Minion Pools

Coriolis relies on temporary virtual machines (commonly called “minion machines“) which it deploys on the source/target platforms to perform various actions during transfer operations, such as:

  • export the disk data of VMs being transferred from a source platform (in cases where Coriolis-based Replication is used)
  • receive and write the exported disk data onto disks on the destination platform
  • performing the OSMorphing process (where a temporary VM modifies a transferred machine’s VM image to ensure it will boot properly on the target platform)

The current supported platforms for Minion Pools are:

  • source platforms:
    • OpenStack
  • destination platforms:
    • OpenStack
    • OCI

Additional platforms to be supported in future releases.

By default, Coriolis automatically creates and cleans up all of the temporary resources it needs throughout the duration of the transfer, thus only limiting resources used to the duration of the transfer itself, but at the cost of time overhead for the actual creation/cleanup of the temporary resources.

In cases where resource usage limitations are not a factor, or where the time cost outweighs the resource allocation costs, Coriolis offers the ability to pre-allocate the Minion Machines on source/destination platforms into so-called “Minion Machine Pools”.

Minion Pool Creation and Management

For most of the supported plugins, the set of parameters related to Minion Pool Machines are usually shared with the Destination Environment parameters to allow for the dynamic selection of whether or not to use a minion pool or perform creation/cleanup of temporary resources as usual.
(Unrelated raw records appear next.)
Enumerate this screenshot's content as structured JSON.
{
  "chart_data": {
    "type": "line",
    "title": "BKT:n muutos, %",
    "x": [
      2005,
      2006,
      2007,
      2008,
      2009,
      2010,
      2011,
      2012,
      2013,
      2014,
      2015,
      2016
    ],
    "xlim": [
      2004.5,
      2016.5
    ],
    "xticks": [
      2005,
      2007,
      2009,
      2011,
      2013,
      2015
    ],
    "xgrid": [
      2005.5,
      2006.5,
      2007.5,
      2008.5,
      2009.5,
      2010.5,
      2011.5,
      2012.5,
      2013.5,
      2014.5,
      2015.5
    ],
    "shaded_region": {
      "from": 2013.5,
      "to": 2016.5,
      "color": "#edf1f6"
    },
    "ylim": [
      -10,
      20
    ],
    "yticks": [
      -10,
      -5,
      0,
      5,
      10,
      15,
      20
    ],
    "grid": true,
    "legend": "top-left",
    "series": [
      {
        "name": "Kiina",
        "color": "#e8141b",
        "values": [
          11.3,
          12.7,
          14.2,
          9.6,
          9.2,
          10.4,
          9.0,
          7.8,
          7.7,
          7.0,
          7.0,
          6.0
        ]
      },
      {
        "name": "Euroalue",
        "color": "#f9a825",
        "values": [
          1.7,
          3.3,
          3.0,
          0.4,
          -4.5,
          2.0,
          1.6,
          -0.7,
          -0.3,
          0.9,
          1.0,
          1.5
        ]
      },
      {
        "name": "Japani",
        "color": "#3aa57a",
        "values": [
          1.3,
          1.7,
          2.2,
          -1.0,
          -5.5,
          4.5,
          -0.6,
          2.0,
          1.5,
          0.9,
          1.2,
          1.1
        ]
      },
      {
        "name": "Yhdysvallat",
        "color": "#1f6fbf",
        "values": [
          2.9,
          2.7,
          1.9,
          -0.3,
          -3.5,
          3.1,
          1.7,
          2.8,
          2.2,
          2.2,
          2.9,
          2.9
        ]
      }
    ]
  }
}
A new minion pool for a given Coriolis Cloud Endpoint can be created using the following:

  • From Coriolis’ Dashboard, go to Minion Pools and select Create a Minion Pool

  • Select Source/Destination Minion Pool depending on the platform that will be used with Minion Pools.
  • Select the Endpoint that you want to create the Minion Pool, and whether this will be a source or a destination minion pool.
    Endpoints can have as many source and destination pools defined for them as desired.

  • The following step will provide a list of parameters for the Minion Pool to be created

The available parameters for minion pools include:

  1. Pool OS Type: the OS type (‘Linux’, ‘Windows’) for the Minion Pool. Source Minion Pools require them to be of OS type Linux to be able to run the data exports during VM transfers.
  2. Minimum Minions: strictly positive number of Minion Machines the pool should contain once allocated.
  3. Maximum Minions: the maximum amount of Minions to which the Minion Pool can scale and use for Replica/Migration jobs (Minions are limited to one Minion per transfer)
  4. Minion Max Idle Time: the amount of time (in seconds) before the Minion Retention applies
    This value is set to 3600 seconds by default in coriolis.conf file
  5. Minion Retention Strategy: whether to delete or power off Minions that met the Max Idle Time (Retention does not apply to the minimum amount of Minions selected at point 4)
  6. Skip Allocation: the Minion Pool will be created without allocating the resources for the Minions, when the Minion Pool is to be used the Minion Pool resources can be allocated as shown in the example* below.
  7. Environment Options: Platform-specific parameters for the Minion Pool. These will generally include options such as which image to use for the Minions and other similar minion-machine-related properties

Automatic health checks can be set to be performed at a specified interval measured in minutes.
The health checks will verify the power state of the minion and perform cleanups if required, based on Minion Max Idle Time by applying the selected retention (Minion Retention Strategy) upon creating the minion pool. This feature comes disabled by default.

It can be set up by:

  • connecting to the Coriolis CLI
  • navigating to and editing /etc/coriolis/coriolis.conf
  • set new value for minion_pool_default_refresh_period_minutes (amount is measured in minutes) and save the file
  • run docker restart coriolis-minion-manager to apply the changes

allocating resources example*

  • Before being able to use the newly created Minion Pool, its initial allocation process must be completed.

Using Minion Pools for Migrations/Replicas

Once created, Minion Pools can then be used when creating Migrations or Replica jobs as shown below:

The following example is using OpenStack as source Endpoint and VMWare as destination Endpoint, the chosen export mechanism is Coriolis Backups (where Minion machines are required):

The parameters for Source Options are the following:

  • Source Minion Pool: selecting one of the source Minion Pools (if multiple) to be used to the current job of Replica/Migration
  • Guest Firmware Override: it can be used to override the firmware type read by Coriolis of the source instance’s Glance image/Cinder volume
  • Replica Export Mechanism: what Replica export implementation to be used
    • if set to Coriolis Backups: Coriolis will create a temporary VM on the source to export the snapshots
    • if set to Swift Backups: Coriolis will create a Cinder backup for the disks and fetch the backup objects from Swift
    • If set to Ceph Backups: Coriolis will create a Cinder backup and will connect to the source Ceph via RADOS and retrieve chunks of disks.
    • if set to Ceph snapshots: Coriolis will create a Cinder snapshot for the disks and fetch the diff chunks from the source Ceph.

The steps that follow the ones mentioned above are identical to OpenStack Replica/Migration.